Sen. Shelby Calls for IG Investigation of Augustine Committee Staff

Sen. Shelby Calls for IG Investigation of Augustine Committee Staff

Senator Richard Shelby (R-AL), ranking member of the Senate appropriations subcommittee that funds NASA, is calling for an investigation by the NASA Inspector General (IG) of the staff of the Augustine committee that recently submitted its report on the future of the human space flight program.

In a December 14 letter to NASA IG Paul Martin available on his Senate website, Sen. Shelby asserts that several members of the committee’s staff were registered lobbyists and some “have taken advantage of their temporary roles on the Commission [sic] to further their personal business.” The report, Seeking A Human Spaceflight Program Worthy Of A Nation, contains a three-page listing of “committee staff” in Appendix B, but Sen. Shebly states that there were other lobbyists who worked as committee staff that “are not even acknowledged in the report. This is both disturbing and unconscionable.”
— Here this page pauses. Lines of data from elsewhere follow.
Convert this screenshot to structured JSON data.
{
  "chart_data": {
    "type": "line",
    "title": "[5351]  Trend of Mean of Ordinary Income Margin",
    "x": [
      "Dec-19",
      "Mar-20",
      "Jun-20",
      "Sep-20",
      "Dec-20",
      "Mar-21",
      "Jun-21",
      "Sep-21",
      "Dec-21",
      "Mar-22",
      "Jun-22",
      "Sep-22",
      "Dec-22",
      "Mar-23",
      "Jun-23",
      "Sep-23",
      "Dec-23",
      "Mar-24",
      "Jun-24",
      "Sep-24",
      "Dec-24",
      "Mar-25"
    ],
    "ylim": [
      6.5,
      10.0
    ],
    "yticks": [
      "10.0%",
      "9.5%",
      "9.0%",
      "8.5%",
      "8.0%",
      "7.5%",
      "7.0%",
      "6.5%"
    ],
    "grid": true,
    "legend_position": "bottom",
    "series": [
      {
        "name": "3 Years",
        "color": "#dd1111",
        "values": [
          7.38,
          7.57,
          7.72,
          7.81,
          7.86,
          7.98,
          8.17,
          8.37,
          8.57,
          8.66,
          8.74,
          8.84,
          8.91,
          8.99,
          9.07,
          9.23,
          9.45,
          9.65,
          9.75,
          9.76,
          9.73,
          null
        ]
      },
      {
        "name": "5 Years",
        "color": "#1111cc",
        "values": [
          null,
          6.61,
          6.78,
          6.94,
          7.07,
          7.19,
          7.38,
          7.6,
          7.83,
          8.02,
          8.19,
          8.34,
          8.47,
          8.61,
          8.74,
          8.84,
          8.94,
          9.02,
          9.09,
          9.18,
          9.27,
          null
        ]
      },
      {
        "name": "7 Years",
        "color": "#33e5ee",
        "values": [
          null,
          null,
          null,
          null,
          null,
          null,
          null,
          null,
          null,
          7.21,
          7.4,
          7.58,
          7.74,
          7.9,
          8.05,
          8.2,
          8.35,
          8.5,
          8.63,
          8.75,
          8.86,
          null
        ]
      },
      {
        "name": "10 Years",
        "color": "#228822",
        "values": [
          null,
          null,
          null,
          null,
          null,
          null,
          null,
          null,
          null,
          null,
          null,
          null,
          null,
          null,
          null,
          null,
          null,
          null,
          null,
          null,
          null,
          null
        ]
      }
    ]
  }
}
Sen. Shelby represents the State of Alabama, home to NASA’s Marshall Space Flight Center and the Ares I and Ares V launch vehicle programs that are part of NASA’s Project Constellation. NASA initiated Constellation in response to a 2004 directive from President George W. Bush to return humans to the Moon by 2020 and someday send them to Mars.

The Augustine committee report was not favorable towards Ares I, whose primary function is to take astronauts back and forth to the International Space Station (ISS). The Augustine committee did not make recommendations — it only offered options — but between the words in the report and congressional testimony by the committee’s chair, Norman Augustine, the message clearly was that the comparatively routine task of delivering people and cargo to ISS should be handed off to the commercial sector while NASA focuses on more challenging destinations beyond low Earth orbit (LEO).

If that course were chosen, there would be no need for Ares I. On the other hand, the committee stressed the need for a larger “heavy lift” launch vehicle like the Ares V for the beyond-LEO missions. Defending Ares I, Sen. Shelby offered a blistering assessment of the commercial sector’s ability to assume responsibility for ISS transportation during a May 21 congressional hearing (read a summary of that hearing). His criticism of the Augustine committee has continued since then.